Many early films were printed on paper to establish copyright--the prints were sent to the Library of Congress, where they remain. See paper print on Wikipedia.

I saw some of these in a meeting at the LOC in the 1970s. There was a stack of film boxes on a table. The largest (about 8 inches square) was labelled 'The Great Train Robbery'. I asked if these were paper prints. "Would you like to see them?" Yes. They were crisp contact-sheet prints of the 35mm film on long strips of paper that had been reassembled into reels.
posted by hexatron at 6:43 PM on May 23, 2016 [5 favorites]


I am strangely pleased that player pianos outlasted DATs.
posted by ricochet biscuit at 6:59 PM on May 23, 2016 [2 favorites]


player pianos outlasted DATs

No stupid DRM on the player piano reels.
posted by Bringer Tom at 7:34 PM on May 23, 2016 [2 favorites]
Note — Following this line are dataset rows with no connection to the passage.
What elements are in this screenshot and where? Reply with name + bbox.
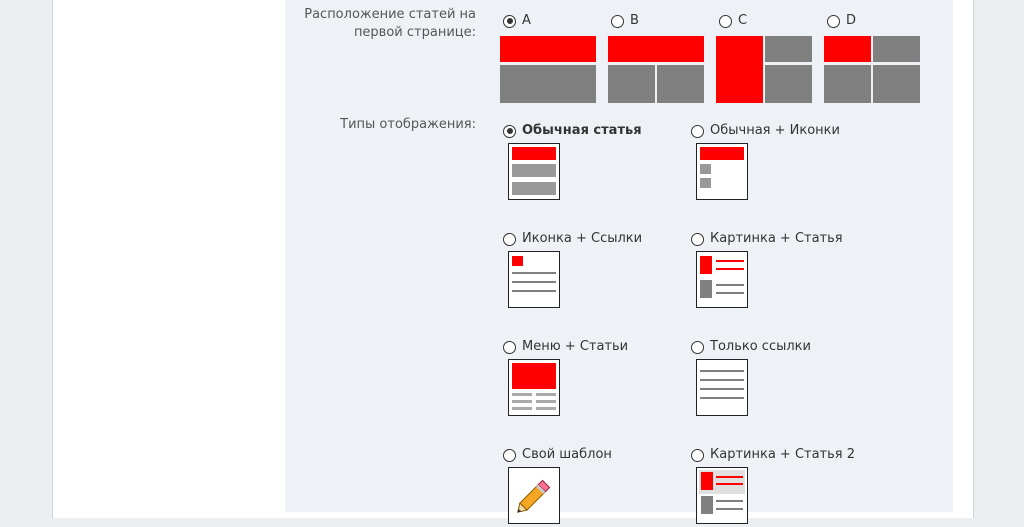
display-option-picture-article-label: Картинка + Статья <box>710 231 843 246</box>
regular-icons-icon[interactable] <box>696 143 748 200</box>
layout-label: Расположение статей на первой странице: <box>290 6 476 42</box>
radio-custom[interactable] <box>503 448 516 462</box>
display-option-menu-articles[interactable]: Меню + Статьи <box>503 340 628 354</box>
layout-option-d[interactable]: D <box>827 14 856 28</box>
display-option-menu-articles-label: Меню + Статьи <box>522 339 629 354</box>
picture-article-icon[interactable] <box>696 251 748 308</box>
radio-links-only[interactable] <box>691 340 704 354</box>
display-option-custom-label: Свой шаблон <box>522 447 612 462</box>
layout-label-line2: первой странице: <box>353 25 476 40</box>
display-option-regular[interactable]: Обычная статья <box>503 124 642 138</box>
radio-icon-links[interactable] <box>503 232 516 246</box>
layout-preview-c[interactable] <box>716 36 812 103</box>
display-option-regular-label: Обычная статья <box>522 123 642 138</box>
display-types-label: Типы отображения: <box>340 117 476 132</box>
pencil-icon[interactable] <box>508 467 560 524</box>
layout-preview-d[interactable] <box>824 36 920 103</box>
radio-d[interactable] <box>827 14 840 28</box>
radio-c[interactable] <box>719 14 732 28</box>
layout-option-b[interactable]: B <box>611 14 639 28</box>
radio-menu-articles[interactable] <box>503 340 516 354</box>
display-option-picture-article[interactable]: Картинка + Статья <box>691 232 843 246</box>
layout-label-line1: Расположение статей на <box>304 7 476 22</box>
layout-preview-b[interactable] <box>608 36 704 103</box>
display-option-picture-article-2-label: Картинка + Статья 2 <box>710 447 856 462</box>
display-option-icon-links[interactable]: Иконка + Ссылки <box>503 232 642 246</box>
display-option-regular-icons-label: Обычная + Иконки <box>710 123 840 138</box>
display-option-regular-icons[interactable]: Обычная + Иконки <box>691 124 840 138</box>
display-option-links-only[interactable]: Только ссылки <box>691 340 811 354</box>
radio-picture-article[interactable] <box>691 232 704 246</box>
radio-a[interactable] <box>503 14 516 28</box>
radio-b[interactable] <box>611 14 624 28</box>
layout-option-a-label: A <box>522 13 531 28</box>
layout-option-b-label: B <box>630 13 639 28</box>
radio-regular[interactable] <box>503 124 516 138</box>
icon-links-icon[interactable] <box>508 251 560 308</box>
layout-option-a[interactable]: A <box>503 14 531 28</box>
display-option-icon-links-label: Иконка + Ссылки <box>522 231 643 246</box>
layout-preview-a[interactable] <box>500 36 596 103</box>
display-option-custom[interactable]: Свой шаблон <box>503 448 612 462</box>
display-option-links-only-label: Только ссылки <box>710 339 811 354</box>
picture-article-2-icon[interactable] <box>696 467 748 524</box>
layout-option-c-label: C <box>738 13 748 28</box>
layout-option-d-label: D <box>846 13 857 28</box>
radio-regular-icons[interactable] <box>691 124 704 138</box>
regular-article-icon[interactable] <box>508 143 560 200</box>
pencil-icon-svg <box>517 479 551 513</box>
links-only-icon[interactable] <box>696 359 748 416</box>
layout-option-c[interactable]: C <box>719 14 747 28</box>
display-option-picture-article-2[interactable]: Картинка + Статья 2 <box>691 448 855 462</box>
menu-articles-icon[interactable] <box>508 359 560 416</box>
radio-picture-article-2[interactable] <box>691 448 704 462</box>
Goodwill is my source for blank cassettes and VCR's. I wouldn't divulge that but I'm set for now.
posted by bongo_x at 9:07 PM on May 23, 2016


The new formats are all digital now: various audio and video extensions...and still a few out there attempting to lock a specific format to a specific player/device.
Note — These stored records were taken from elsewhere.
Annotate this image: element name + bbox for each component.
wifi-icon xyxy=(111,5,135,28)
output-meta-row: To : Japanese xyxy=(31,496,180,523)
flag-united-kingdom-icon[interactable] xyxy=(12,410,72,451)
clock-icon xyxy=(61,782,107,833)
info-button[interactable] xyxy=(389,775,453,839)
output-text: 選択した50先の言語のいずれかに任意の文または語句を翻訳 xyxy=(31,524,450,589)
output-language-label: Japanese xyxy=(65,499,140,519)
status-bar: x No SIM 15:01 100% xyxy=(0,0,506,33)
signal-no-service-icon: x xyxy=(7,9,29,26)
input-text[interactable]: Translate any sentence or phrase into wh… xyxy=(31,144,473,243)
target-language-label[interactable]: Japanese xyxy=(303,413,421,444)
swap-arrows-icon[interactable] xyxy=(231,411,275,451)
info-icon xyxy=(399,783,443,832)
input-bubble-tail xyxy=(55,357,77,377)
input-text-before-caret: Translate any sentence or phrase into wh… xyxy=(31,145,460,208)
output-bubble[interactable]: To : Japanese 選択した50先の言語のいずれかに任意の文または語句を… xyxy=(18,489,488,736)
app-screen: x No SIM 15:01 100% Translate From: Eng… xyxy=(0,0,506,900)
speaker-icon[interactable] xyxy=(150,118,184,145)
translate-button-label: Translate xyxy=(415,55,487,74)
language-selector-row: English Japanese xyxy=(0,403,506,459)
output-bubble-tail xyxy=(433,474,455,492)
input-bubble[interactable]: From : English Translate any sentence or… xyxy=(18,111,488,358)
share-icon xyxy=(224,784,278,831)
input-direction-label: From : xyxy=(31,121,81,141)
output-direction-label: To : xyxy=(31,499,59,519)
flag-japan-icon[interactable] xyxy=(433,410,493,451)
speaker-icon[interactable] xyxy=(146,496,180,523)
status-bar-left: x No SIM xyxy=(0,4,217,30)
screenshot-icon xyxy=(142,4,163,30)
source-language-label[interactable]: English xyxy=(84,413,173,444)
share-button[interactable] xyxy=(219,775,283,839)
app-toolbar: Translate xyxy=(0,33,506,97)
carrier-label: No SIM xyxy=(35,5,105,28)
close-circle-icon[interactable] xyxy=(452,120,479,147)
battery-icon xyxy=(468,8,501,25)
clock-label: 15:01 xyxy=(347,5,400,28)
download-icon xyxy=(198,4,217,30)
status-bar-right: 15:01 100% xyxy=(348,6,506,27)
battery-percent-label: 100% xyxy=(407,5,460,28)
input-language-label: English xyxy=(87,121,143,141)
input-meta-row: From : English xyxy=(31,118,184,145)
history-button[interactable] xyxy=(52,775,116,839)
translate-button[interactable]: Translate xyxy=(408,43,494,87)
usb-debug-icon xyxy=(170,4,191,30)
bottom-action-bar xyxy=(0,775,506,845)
If you are an old guy like me, you can go get that album you originally had on vinyl, then 8-track, then cassette, then CD, then some flavor of digital (mp3,AAC, oog, flac, etc.). The physical medium tech wars have moved to the digital realm nowadays.

Sidebar: when I first used a "computer" in the late 1960s, it was an ibm360 iirc. I do recall it was in an air conditioned and air filtered room with two guys in white lab coats who took my two stacks of punch cards (hundreds), placed them in the reader, and then ran my program. There were hundreds of cards all carefully punched and I had spent hours making sure there were no "hanging chads." All this to run a Chi Square program.

I think you could do that in 5m on a calculator these days....
posted by CrowGoat at 7:49 AM on May 24, 2016


I miss none of these obsolete formats, but the sounds they made will stick with me: the oooEEEooo KSSHHH of an Amstrad tape, the grink gronk howl of an Amiga disk drive, the tiny bweee! of a Microdrive storage card spinning up in a camera.
posted by scruss at 8:06 AM on May 24, 2016


Indestructible Records were made until 1922, when a factory fire ended production.

Must... resist... snark...
posted by languagehat at 8:28 AM on May 24, 2016 [4 favorites]


Magic lantern (17th century – 1940s)

~300 years is a pretty good run.
posted by jedicus at 11:56 AM on May 24, 2016


hexatron, that's really cool! I would be so incredibly excited to get to see that.